Ocassionally, after the credential rotation, OpenStack Controller Exporter fails to scrub the metrics. To work around the issue, restart the pod with openstack-controller-exporter.

[43058] [Antelope] Cronjob for MariaDB is not created

Sometimes, after changing the OpenStackDeployment custom resource, it does not transition to the APPLYING state as expected.

To work around the issue, restart the openstack-controller pod in the osh-system namespace.

[44813] [Antelope] Traffic disruption observed on trunk ports

Fixed in 24.2.1 Fixed in 24.3

After upgrading to OpenStack Antelope, clusters with configured trunk ports experience traffic flow disruptions that block the cluster updates.

To work around the issue, pin the MOSK Networking service (OpenStack Neutron) container image by adding the following content to the OpenStackDeployment custom resource:

spec:
  services:
    networking:
      neutron:
        values:
          images:
            tags:
              neutron_openvswitch_agent: mirantis.azurecr.io/openstack/neutron:antelope-jammy-20240816113600

Caution

Remove the pinning after updating to MOSK 24.2.1 or later patch or major release.

[45879] [Antelope] Incorrect packet handling between instance and its gateway

Fixed in 24.2.1

After upgrade to OpenStack Antelope, the virtual machines experience connectivity disruptions when sending data over the virtual networks. Network packets with full MTU are dropped.
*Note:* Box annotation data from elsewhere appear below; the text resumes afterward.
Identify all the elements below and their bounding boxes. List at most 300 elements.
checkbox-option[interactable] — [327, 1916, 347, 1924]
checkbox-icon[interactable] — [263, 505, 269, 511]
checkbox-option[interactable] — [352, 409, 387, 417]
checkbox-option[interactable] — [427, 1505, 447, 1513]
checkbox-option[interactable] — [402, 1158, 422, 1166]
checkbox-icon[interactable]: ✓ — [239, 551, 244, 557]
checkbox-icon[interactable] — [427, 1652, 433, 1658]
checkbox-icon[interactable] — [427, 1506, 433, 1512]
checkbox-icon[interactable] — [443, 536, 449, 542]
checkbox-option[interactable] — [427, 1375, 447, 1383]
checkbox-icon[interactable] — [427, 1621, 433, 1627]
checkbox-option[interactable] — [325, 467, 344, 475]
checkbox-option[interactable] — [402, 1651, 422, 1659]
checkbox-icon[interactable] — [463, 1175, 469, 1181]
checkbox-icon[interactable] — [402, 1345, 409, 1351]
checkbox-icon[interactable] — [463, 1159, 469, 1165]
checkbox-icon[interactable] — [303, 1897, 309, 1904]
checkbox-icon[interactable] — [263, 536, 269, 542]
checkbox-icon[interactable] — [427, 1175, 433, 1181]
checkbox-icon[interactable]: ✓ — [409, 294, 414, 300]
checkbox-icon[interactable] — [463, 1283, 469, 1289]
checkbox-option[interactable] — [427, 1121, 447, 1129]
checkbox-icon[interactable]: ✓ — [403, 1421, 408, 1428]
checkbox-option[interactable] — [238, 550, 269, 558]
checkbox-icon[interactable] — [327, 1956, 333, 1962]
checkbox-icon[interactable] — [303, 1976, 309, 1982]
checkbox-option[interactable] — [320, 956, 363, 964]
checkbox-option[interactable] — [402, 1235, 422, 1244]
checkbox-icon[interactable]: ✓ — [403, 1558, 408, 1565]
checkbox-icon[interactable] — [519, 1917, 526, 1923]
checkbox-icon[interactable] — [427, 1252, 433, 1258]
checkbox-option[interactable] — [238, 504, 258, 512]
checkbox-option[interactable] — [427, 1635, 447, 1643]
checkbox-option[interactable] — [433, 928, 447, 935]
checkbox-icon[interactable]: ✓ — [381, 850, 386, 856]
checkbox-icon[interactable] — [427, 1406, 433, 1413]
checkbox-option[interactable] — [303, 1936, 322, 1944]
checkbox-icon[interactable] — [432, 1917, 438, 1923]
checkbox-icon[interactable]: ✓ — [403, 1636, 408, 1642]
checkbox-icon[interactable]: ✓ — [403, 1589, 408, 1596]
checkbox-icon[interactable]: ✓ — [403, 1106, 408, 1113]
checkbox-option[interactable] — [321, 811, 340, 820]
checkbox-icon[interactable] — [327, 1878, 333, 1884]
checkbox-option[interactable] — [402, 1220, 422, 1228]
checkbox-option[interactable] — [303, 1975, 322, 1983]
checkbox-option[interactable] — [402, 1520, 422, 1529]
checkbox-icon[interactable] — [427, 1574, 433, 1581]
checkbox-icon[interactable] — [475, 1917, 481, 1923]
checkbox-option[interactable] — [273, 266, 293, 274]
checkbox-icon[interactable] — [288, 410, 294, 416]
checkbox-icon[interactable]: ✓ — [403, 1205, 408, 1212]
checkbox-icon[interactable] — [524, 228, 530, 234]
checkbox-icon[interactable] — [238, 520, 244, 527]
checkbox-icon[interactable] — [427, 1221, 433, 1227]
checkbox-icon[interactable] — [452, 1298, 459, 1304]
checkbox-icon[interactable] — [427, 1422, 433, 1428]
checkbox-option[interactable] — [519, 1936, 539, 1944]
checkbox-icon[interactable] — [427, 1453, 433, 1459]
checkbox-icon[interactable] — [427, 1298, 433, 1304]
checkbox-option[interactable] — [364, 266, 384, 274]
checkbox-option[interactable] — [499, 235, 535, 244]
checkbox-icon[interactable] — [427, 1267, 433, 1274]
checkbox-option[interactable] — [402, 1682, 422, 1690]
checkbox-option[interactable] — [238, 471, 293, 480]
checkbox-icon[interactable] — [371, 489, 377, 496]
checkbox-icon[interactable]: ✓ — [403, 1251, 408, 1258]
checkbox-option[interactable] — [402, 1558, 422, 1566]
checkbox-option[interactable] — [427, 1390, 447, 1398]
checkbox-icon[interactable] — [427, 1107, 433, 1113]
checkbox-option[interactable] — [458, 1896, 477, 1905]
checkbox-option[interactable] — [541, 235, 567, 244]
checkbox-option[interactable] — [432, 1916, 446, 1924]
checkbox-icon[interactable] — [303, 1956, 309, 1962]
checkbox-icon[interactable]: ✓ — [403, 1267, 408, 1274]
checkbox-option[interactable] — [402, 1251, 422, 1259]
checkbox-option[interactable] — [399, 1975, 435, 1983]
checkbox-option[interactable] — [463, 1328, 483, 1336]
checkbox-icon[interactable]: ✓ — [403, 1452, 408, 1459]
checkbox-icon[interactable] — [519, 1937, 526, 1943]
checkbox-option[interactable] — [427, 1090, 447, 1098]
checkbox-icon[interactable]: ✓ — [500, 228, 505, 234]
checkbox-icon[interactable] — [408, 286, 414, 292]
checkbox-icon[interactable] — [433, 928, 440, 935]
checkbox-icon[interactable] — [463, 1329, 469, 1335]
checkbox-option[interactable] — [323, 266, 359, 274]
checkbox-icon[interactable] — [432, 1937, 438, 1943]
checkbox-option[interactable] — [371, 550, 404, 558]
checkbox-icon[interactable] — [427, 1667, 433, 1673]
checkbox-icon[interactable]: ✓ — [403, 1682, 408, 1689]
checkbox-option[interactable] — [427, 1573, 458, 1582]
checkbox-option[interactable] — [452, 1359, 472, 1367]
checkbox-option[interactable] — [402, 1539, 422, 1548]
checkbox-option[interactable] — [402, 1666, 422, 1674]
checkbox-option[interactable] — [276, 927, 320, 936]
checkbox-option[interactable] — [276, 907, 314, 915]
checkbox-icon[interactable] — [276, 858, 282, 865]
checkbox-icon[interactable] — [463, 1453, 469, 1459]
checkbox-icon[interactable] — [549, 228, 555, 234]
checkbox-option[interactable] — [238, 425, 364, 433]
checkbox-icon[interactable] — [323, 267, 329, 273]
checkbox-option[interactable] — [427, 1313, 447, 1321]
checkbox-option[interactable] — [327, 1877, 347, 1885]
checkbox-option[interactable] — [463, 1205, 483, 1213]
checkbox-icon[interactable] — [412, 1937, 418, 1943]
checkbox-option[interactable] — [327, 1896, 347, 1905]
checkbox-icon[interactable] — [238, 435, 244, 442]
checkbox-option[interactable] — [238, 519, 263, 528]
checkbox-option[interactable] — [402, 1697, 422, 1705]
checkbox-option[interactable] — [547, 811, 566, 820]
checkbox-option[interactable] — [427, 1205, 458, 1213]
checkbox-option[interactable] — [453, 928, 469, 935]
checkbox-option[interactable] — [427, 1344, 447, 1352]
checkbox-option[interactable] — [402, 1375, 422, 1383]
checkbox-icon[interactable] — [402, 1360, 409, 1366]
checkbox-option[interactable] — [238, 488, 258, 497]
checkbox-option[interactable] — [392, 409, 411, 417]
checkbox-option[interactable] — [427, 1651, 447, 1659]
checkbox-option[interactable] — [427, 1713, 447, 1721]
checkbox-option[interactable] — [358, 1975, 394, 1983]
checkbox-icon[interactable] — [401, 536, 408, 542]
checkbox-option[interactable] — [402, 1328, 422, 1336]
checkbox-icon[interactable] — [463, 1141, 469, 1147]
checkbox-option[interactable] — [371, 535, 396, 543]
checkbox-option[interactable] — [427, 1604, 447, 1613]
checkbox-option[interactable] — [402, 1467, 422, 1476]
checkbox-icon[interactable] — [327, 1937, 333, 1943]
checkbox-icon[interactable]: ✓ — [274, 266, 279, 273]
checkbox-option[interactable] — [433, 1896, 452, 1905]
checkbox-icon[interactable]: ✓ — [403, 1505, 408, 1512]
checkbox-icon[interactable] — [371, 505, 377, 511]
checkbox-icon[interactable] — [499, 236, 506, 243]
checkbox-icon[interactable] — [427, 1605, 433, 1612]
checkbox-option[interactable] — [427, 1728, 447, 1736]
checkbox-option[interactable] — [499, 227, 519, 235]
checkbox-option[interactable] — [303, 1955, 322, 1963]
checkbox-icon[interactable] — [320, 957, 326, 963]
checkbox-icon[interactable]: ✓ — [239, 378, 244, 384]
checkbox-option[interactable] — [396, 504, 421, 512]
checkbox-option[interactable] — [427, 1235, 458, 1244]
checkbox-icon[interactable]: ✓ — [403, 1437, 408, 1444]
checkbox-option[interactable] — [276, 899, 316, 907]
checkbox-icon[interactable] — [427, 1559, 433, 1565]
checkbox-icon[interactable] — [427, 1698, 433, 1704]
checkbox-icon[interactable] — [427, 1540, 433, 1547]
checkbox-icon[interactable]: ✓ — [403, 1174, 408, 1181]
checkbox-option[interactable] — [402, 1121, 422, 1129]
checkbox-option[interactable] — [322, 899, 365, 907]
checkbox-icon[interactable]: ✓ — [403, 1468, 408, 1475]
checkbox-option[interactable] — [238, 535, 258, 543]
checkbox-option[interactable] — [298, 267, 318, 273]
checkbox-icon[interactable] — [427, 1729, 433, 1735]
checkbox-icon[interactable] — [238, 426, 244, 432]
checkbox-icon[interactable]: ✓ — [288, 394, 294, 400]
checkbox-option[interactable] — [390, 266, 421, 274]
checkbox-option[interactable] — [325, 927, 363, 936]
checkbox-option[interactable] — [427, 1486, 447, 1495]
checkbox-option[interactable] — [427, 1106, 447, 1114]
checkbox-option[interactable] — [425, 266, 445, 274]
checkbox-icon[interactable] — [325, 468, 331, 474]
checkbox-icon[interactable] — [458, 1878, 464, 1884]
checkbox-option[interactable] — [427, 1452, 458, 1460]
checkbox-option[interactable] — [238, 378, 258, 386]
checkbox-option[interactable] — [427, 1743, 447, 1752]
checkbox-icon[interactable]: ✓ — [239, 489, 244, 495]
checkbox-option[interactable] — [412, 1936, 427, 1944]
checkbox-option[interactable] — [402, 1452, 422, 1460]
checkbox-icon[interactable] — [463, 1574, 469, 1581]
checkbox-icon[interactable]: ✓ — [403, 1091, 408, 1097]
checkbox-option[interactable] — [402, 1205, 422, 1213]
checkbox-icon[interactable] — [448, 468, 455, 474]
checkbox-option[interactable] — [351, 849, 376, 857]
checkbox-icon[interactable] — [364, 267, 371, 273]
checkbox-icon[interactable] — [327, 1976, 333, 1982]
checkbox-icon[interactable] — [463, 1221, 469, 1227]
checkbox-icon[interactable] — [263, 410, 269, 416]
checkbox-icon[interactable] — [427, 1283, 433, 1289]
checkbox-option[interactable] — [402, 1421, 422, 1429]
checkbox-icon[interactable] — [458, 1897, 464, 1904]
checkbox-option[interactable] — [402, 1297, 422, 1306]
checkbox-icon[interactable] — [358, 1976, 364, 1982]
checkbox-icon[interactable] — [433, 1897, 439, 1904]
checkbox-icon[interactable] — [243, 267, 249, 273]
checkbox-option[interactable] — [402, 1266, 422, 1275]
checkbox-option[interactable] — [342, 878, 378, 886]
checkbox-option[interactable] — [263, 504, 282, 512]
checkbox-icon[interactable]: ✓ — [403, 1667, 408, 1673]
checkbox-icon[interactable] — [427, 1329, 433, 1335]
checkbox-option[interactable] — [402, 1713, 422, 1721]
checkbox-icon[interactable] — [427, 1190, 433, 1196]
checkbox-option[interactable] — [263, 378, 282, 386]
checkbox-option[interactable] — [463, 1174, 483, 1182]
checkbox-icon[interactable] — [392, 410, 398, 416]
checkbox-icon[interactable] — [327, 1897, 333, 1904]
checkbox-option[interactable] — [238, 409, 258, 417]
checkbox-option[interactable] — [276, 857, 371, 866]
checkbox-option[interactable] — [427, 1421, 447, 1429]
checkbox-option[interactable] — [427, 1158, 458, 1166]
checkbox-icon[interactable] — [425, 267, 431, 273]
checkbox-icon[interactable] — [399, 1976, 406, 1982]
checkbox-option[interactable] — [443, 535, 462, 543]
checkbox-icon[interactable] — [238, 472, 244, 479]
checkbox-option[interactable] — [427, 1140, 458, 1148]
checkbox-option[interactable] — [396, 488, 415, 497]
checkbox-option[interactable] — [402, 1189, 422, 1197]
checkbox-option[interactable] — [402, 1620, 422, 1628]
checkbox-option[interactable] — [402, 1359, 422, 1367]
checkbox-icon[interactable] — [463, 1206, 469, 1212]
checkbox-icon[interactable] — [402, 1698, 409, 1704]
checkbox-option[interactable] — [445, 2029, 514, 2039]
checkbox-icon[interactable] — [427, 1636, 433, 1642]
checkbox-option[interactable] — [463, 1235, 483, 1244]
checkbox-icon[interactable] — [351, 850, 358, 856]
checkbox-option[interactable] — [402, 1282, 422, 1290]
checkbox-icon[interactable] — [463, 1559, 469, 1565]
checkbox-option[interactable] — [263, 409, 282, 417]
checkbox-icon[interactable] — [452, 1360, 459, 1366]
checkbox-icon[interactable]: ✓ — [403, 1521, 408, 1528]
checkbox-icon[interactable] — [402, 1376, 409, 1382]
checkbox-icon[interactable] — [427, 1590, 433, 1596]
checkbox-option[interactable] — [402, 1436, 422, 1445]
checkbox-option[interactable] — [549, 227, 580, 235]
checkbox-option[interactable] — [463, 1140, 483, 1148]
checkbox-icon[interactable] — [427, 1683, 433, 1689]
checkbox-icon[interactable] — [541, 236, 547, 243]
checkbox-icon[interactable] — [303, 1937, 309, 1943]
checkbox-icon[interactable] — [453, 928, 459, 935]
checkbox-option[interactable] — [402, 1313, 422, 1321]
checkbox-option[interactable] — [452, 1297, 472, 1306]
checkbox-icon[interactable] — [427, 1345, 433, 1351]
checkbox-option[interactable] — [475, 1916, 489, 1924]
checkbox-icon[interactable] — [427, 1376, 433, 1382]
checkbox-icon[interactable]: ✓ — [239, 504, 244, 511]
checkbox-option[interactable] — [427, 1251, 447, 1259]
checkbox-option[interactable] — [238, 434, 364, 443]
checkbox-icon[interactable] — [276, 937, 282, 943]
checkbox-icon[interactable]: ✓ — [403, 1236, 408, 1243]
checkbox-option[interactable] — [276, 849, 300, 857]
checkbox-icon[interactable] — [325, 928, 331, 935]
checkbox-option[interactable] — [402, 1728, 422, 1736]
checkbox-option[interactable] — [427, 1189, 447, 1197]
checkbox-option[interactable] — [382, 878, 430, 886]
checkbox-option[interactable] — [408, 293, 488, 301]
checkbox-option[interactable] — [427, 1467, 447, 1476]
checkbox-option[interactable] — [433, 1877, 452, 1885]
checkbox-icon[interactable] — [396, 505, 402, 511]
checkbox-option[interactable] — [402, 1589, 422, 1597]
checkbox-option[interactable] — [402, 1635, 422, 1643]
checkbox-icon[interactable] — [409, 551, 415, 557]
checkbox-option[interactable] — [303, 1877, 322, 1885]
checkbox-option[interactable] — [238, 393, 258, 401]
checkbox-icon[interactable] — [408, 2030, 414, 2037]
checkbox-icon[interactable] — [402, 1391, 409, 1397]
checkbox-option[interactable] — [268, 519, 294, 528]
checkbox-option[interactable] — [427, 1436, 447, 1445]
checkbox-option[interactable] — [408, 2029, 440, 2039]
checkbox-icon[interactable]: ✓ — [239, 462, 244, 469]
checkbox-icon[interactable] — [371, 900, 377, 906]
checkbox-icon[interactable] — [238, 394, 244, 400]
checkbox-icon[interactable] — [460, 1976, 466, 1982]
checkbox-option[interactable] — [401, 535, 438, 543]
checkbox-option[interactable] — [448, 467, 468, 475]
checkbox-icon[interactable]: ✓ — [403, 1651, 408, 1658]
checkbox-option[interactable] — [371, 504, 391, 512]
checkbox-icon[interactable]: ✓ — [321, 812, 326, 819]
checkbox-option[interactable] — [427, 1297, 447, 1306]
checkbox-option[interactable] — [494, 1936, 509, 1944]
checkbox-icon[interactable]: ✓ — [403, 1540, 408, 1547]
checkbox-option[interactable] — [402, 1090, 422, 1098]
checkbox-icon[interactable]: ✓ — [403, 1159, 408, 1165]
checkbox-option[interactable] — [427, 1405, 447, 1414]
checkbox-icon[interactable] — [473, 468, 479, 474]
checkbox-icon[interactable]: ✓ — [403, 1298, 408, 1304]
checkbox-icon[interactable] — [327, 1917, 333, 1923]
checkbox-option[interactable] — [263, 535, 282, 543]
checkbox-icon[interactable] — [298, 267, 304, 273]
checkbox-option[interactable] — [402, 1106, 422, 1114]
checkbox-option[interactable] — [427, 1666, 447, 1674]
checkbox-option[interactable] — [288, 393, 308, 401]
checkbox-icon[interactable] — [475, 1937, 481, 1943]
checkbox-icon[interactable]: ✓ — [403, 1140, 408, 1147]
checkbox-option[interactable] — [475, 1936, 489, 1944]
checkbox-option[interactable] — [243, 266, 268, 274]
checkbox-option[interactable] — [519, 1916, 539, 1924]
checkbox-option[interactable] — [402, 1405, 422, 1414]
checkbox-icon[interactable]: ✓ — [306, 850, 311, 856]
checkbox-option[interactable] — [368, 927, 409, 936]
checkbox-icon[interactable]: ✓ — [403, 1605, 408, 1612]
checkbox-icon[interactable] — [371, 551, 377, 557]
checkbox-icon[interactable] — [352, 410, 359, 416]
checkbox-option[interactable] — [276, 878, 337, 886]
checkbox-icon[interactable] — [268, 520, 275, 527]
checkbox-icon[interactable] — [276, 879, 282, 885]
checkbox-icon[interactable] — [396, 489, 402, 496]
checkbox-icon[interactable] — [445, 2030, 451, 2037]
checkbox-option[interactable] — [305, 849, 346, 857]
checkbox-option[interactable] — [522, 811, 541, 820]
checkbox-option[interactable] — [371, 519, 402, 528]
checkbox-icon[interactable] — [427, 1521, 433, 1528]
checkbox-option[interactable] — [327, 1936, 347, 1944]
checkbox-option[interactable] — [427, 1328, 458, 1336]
The issue affects the MOSK clusters with Open vSwitch as the networking backend and with the following specific MTU settings:

  • The MTU configured on the tunnel interface of compute nodes is equal to the value of the spec:services:networking:neutron:values:conf:neutron:DEFAULT:global_physnet_mtu parameter of the OpenStackDeployment custom resource (if not specified, default is 1500 bytes).

    If the MTU of the tunnel interface is higher by at least 4 bytes, the cluster is not affected by the issue.

  • The cluster contains virtual machines that have the MTU of the network interfaces of the guest operating system larger than the MTU of the value of the global_physnet_mtu parameter above minus 50 bytes.

To work around the issue, pin the MOSK Networking service (OpenStack Neutron) container image by adding the following content to the OpenStackDeployment custom resource:

spec:
  services:
    networking:
      neutron:
        values:
          images:
            tags:
              neutron_openvswitch_agent: mirantis.azurecr.io/openstack/neutron:antelope-jammy-20240816113600

Caution

Remove the pinning after updating to MOSK 24.2.1 or later patch or major release.